Determining the Temporal and Spatial Scales of Nonstationarity in Temperature and Precipitation across the Continental United States for a Given Emissions Scenario
Daniel Feldman | Lawrence Berkeley National Laboratory
The statistics of temperature and precipitation may vary in the future, and the Department of Defense (DoD) infrastructure may be adversely impacted by a change in the statistical properties of these variables. It is distinctly possible that the risk is correlated across multiple DoD facilities, but non-stationarity effects must be considered to assess this risk. Therefore, this research’s objective is to build the foundation for a comprehensive determination of this risk by using historical observations to inform model projections of the statistical properties of temperature and precipitation, including non-stationarity, at regional scales in the Continental United States (CONUS). This will yield the spatial and temporal structure and covariability of these fields and can enable the evaluation of the correlated risk of extreme temperature and precipitation events on DoD facilities.
The null hypothesis of this research is that the statistics of temperature and precipitation and their covariability in the CONUS on regional scales have been and will continue to be stationary. To test this hypothesis, the research team will use National Centers for Environmental Information (NCEI) weather station data hourly maps of temperature and precipitation and 3-hourly temperature and precipitation fields from the global circulation models (GCMs) covering 1981-2010 in conjunction with a product-sum covariance (variogram) model of anisotropic spatio-temporal domains to determine the stationarity of observational and modeled datasets. Researchers will evaluate the performance of the GCMs relative to historical observations of temperature and precipitation non-stationarity, and then use these results to produce, as a function of emissions scenario, temperature and precipitation fields that specifically capture observed covariance and non-stationarity. Finally, researchers will use these results to determine the risk of significant change in Köppen-Geiger class for a given emissions scenario for the CONUS at regional scales.

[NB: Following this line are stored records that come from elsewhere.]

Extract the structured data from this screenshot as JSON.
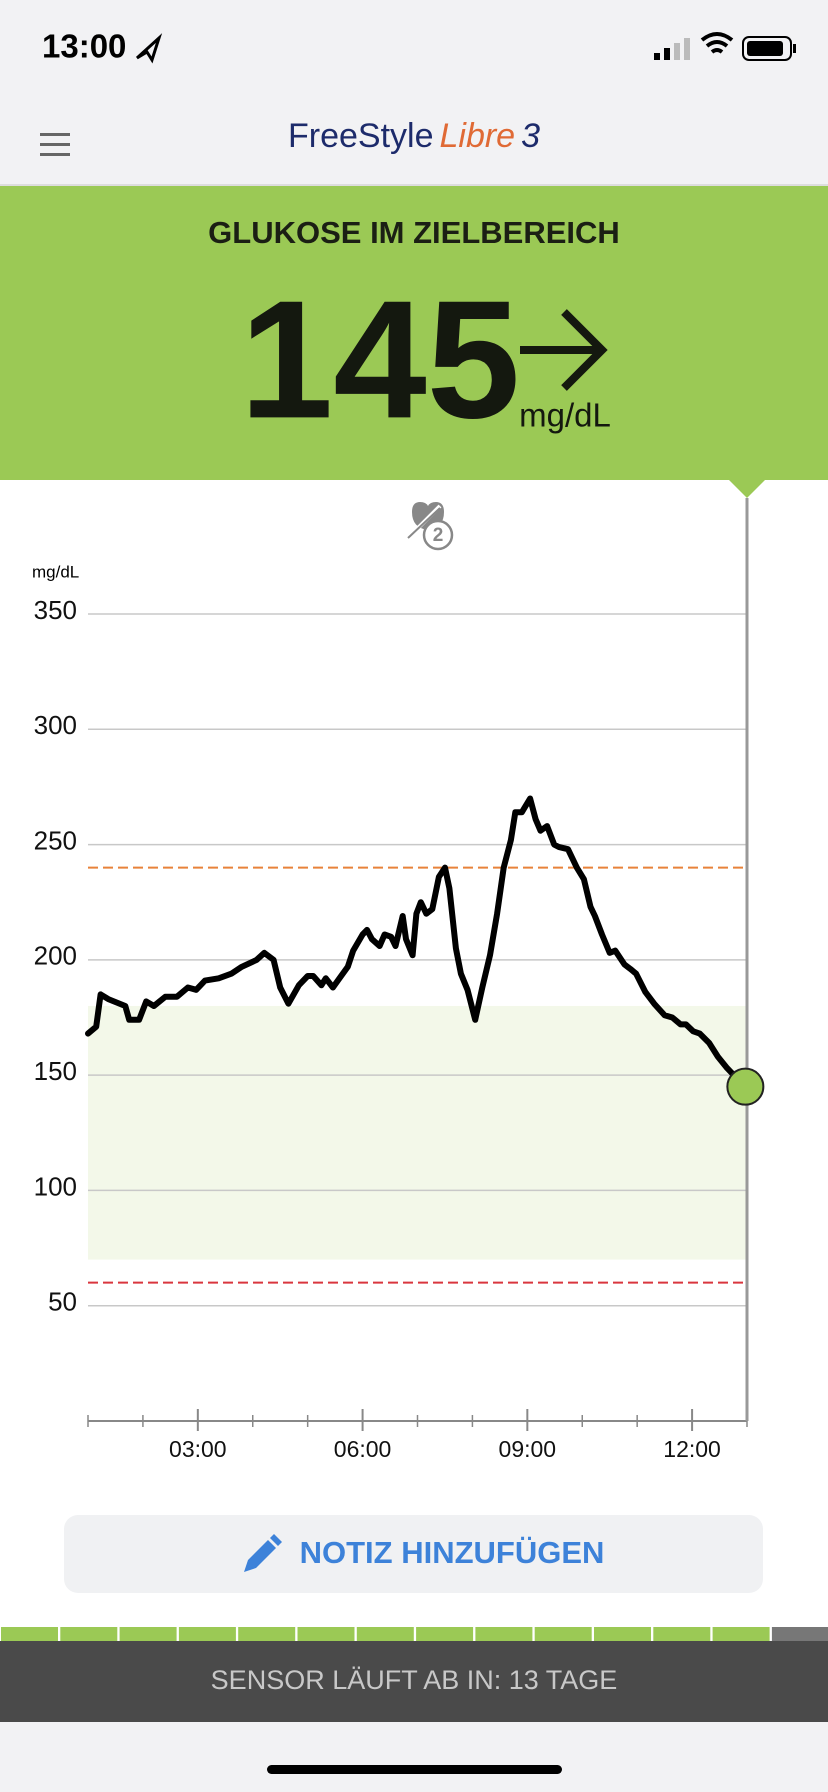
{
  "status_bar": {
    "time": "13:00"
  },
  "header": {
    "logo_brand": "FreeStyle",
    "logo_product": "Libre",
    "logo_version": "3"
  },
  "banner": {
    "status": "GLUKOSE IM ZIELBEREICH",
    "value": 145,
    "unit": "mg/dL"
  },
  "chart": {
    "type": "line",
    "y_axis_label": "mg/dL",
    "color": "#000000",
    "x": [
      1.0,
      1.15,
      1.23,
      1.37,
      1.68,
      1.75,
      1.93,
      2.06,
      2.2,
      2.41,
      2.62,
      2.82,
      2.97,
      3.13,
      3.38,
      3.61,
      3.8,
      4.07,
      4.21,
      4.38,
      4.5,
      4.65,
      4.84,
      5.0,
      5.1,
      5.25,
      5.33,
      5.46,
      5.58,
      5.73,
      5.83,
      6.0,
      6.08,
      6.17,
      6.31,
      6.4,
      6.52,
      6.6,
      6.73,
      6.79,
      6.91,
      6.98,
      7.06,
      7.16,
      7.27,
      7.39,
      7.5,
      7.58,
      7.7,
      7.79,
      7.91,
      8.05,
      8.18,
      8.32,
      8.45,
      8.57,
      8.7,
      8.78,
      8.9,
      9.05,
      9.15,
      9.24,
      9.36,
      9.49,
      9.57,
      9.74,
      9.9,
      10.03,
      10.15,
      10.23,
      10.36,
      10.5,
      10.6,
      10.77,
      10.88,
      10.98,
      11.15,
      11.31,
      11.5,
      11.64,
      11.79,
      11.89,
      12.02,
      12.14,
      12.31,
      12.47,
      12.64,
      12.8,
      12.97
    ],
    "values": [
      168,
      171,
      185,
      183,
      180,
      174,
      174,
      182,
      180,
      184,
      184,
      188,
      187,
      191,
      192,
      194,
      197,
      200,
      203,
      200,
      188,
      181,
      189,
      193,
      193,
      189,
      192,
      188,
      192,
      197,
      204,
      211,
      213,
      209,
      206,
      211,
      210,
      206,
      219,
      209,
      202,
      220,
      225,
      220,
      222,
      236,
      240,
      231,
      205,
      194,
      187,
      174,
      188,
      202,
      220,
      240,
      252,
      264,
      264,
      270,
      261,
      256,
      258,
      250,
      249,
      248,
      240,
      235,
      223,
      219,
      211,
      203,
      204,
      198,
      196,
      194,
      186,
      181,
      176,
      175,
      172,
      172,
      169,
      168,
      164,
      158,
      153,
      149,
      145
    ],
    "xlim": [
      1,
      13
    ],
    "ylim": [
      0,
      350
    ],
    "yticks": [
      50,
      100,
      150,
      200,
      250,
      300,
      350
    ],
    "xticks": [
      {
        "value": 3,
        "label": "03:00"
      },
      {
        "value": 6,
        "label": "06:00"
      },
      {
        "value": 9,
        "label": "09:00"
      },
      {
        "value": 12,
        "label": "12:00"
      }
    ],
    "minor_xticks": [
      1,
      2,
      4,
      5,
      7,
      8,
      10,
      11,
      13
    ],
    "target_range": [
      70,
      180
    ],
    "high_threshold": 240,
    "low_threshold": 60,
    "note_count": 2
  },
  "button": {
    "label": "NOTIZ HINZUFÜGEN"
  },
  "footer": {
    "sensor_status": "SENSOR LÄUFT AB IN: 13 TAGE"
  }
}
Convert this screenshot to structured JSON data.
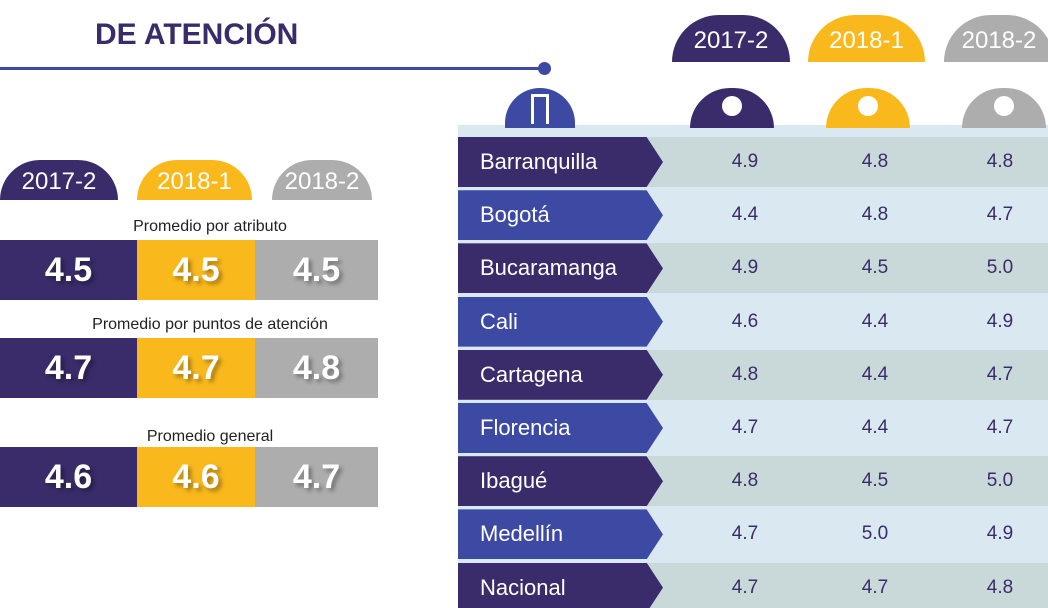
{
  "title": "DE ATENCIÓN",
  "periods": [
    "2017-2",
    "2018-1",
    "2018-2"
  ],
  "summary": [
    {
      "label": "Promedio por atributo",
      "values": [
        "4.5",
        "4.5",
        "4.5"
      ]
    },
    {
      "label": "Promedio por puntos de atención",
      "values": [
        "4.7",
        "4.7",
        "4.8"
      ]
    },
    {
      "label": "Promedio general",
      "values": [
        "4.6",
        "4.6",
        "4.7"
      ]
    }
  ],
  "table": {
    "rows": [
      {
        "city": "Barranquilla",
        "values": [
          "4.9",
          "4.8",
          "4.8"
        ]
      },
      {
        "city": "Bogotá",
        "values": [
          "4.4",
          "4.8",
          "4.7"
        ]
      },
      {
        "city": "Bucaramanga",
        "values": [
          "4.9",
          "4.5",
          "5.0"
        ]
      },
      {
        "city": "Cali",
        "values": [
          "4.6",
          "4.4",
          "4.9"
        ]
      },
      {
        "city": "Cartagena",
        "values": [
          "4.8",
          "4.4",
          "4.7"
        ]
      },
      {
        "city": "Florencia",
        "values": [
          "4.7",
          "4.4",
          "4.7"
        ]
      },
      {
        "city": "Ibagué",
        "values": [
          "4.8",
          "4.5",
          "5.0"
        ]
      },
      {
        "city": "Medellín",
        "values": [
          "4.7",
          "5.0",
          "4.9"
        ]
      },
      {
        "city": "Nacional",
        "values": [
          "4.7",
          "4.7",
          "4.8"
        ]
      }
    ]
  }
}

This research will provide robust estimates, by leveraging the information contained in historical observations and an ensemble of global circulation model projections, of (1) the risk of changes in the distribution of temperature and precipitation that a single DoD facility may face for a set of plausible emissions scenarios and (2) the risk that multiple DoD facilities may face simultaneously. This project has the potential to be adapted to explicitly evaluate the correlated risk of extreme temperature and precipitation events across multiple DoD facilities and can easily be downscaled to include facility-level datasets. For the scientific community, this research will pioneer the use of advanced spatio-temporal variography and kriging to blend historical data and GCM projections to examine the spatio-temporal behavior of temperature and precipitation over the CONUS in future emission scenarios.